Connected to 192.168.10.16.
Escape character is '^]'.

うまく接続できた.

HTTPのGETコマンドを発行してみる.

hiroaki@teapot:~>% telnet 192.168.10.16 80
Trying 192.168.10.16...
Connected to 192.168.10.16.
Escape character is '^]'.
GET / HTTP/1.1
HTTP/1.0 200 OK
Server: KOZOS-httpd/1.0
Content-Type: text/html
Content-Length: 395  
...
おー,ちゃんとHTTP通信できている.

ブラウザで 192.168.10.16 に接続してみよう.

トップページが見れている.リンクをクリックしてみよう.

多少動作は鈍いが,ちゃんと見れている. KOZOSのhttpサーバで,KOZOSの説明のホームページが動作している. つまりKOZOS自身がKOZOSの説明をしているわけだ. すげー.感動.ちゃんと動いてる.

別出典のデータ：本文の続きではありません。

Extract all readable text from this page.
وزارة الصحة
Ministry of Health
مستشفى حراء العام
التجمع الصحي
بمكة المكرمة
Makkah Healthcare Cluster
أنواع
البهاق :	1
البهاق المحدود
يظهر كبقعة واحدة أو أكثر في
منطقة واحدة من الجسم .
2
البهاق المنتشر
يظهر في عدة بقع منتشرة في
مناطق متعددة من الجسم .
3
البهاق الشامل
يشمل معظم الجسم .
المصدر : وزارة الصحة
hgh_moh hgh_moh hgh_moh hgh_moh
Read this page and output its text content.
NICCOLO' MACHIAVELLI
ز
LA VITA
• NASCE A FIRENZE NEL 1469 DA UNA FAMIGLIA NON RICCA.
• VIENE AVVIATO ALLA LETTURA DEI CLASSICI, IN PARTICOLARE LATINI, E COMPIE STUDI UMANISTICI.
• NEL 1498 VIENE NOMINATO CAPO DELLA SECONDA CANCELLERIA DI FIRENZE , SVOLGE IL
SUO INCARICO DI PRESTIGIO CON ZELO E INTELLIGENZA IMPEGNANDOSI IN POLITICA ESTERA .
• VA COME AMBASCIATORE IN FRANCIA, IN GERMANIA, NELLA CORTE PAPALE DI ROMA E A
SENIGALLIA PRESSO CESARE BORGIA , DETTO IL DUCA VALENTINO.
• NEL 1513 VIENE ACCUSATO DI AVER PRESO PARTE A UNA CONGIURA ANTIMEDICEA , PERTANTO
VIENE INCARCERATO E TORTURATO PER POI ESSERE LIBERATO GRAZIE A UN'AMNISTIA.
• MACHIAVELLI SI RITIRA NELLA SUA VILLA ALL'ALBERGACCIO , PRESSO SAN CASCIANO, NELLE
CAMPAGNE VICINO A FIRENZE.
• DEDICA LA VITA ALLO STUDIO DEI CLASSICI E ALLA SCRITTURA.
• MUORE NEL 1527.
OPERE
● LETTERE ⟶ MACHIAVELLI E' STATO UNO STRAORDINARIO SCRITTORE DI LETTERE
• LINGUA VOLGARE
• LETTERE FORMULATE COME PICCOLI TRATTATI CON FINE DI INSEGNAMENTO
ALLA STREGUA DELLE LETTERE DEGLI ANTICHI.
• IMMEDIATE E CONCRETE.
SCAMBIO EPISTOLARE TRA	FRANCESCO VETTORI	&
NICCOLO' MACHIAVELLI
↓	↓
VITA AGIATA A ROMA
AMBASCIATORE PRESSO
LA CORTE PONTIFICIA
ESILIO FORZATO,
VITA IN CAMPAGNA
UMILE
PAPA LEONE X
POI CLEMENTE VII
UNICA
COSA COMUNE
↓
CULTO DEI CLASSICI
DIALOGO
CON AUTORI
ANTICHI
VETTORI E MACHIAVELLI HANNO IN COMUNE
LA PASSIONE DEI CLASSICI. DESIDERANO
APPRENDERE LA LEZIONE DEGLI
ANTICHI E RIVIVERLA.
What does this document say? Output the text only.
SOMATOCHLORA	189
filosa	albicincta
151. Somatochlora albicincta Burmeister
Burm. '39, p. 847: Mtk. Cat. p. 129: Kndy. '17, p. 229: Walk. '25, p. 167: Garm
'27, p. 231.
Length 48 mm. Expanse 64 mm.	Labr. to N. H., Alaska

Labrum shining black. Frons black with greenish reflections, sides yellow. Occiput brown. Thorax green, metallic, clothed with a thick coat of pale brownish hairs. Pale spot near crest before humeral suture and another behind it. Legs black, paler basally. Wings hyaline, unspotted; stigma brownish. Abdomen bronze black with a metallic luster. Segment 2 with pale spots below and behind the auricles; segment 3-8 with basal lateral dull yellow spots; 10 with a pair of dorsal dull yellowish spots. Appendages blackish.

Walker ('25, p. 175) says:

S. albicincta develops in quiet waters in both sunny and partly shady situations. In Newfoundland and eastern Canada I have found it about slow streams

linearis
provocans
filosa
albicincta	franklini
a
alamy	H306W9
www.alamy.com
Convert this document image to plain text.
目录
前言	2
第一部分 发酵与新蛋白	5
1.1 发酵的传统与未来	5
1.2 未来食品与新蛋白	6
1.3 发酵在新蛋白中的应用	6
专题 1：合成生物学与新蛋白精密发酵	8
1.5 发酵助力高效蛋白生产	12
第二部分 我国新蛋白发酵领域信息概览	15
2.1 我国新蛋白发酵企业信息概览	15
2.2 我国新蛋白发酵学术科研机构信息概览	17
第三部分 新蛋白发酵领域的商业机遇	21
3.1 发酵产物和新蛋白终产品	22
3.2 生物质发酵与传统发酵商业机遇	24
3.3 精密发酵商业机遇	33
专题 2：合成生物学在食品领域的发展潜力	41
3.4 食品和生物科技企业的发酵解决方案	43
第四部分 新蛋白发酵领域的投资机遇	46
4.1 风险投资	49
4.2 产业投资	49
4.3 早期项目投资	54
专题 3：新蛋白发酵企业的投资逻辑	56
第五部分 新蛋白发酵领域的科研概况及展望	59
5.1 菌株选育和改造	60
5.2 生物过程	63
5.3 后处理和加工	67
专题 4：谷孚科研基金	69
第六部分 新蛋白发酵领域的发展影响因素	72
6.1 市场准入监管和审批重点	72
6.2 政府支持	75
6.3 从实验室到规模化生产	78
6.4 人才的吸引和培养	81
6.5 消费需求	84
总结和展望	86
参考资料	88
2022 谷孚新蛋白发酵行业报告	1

とりあえずはシミュレータでの動作しか確認していない.あとFreeBSDとの接続しか 試していないのだが,まあとりあえず動いている.

ちなみに現状のソースコード量は以下.

hiroaki@teapot>% wc -l rtl8019.[ch] netdrv.[ch] ethernet.[ch] arp.[ch] ip.[ch] tcp.[ch] httpd.c 
     350 rtl8019.c
      13 rtl8019.h
      84 netdrv.c
      92 netdrv.h
     115 ethernet.c
       8 ethernet.h
     234 arp.c
       9 arp.h
     170 ip.c
      10 ip.h
     642 tcp.c
      12 tcp.h
     319 httpd.c
    2058 total
hiroaki@teapot>% 
これは現状でのネットワーク関連のソースコードのステップ数だが, まあhttpdはHTMLドキュメントがあるからしかたないとして,多いのはRTLドライバと TCP通信部だ.RTLドライバはレジスタの定義が多いのでこれもしかたがないとして, TCPはやっぱりそれなりの量になってしまった.うーん,書籍化を考えたとき, これはちょっとなんとかしないとなあ.

まあこれでTCP/IPが動作した.OSC新潟では,今までのひとつの目標であった 「KOZOSでwebサーバ」の実演ができそうだ.やったー.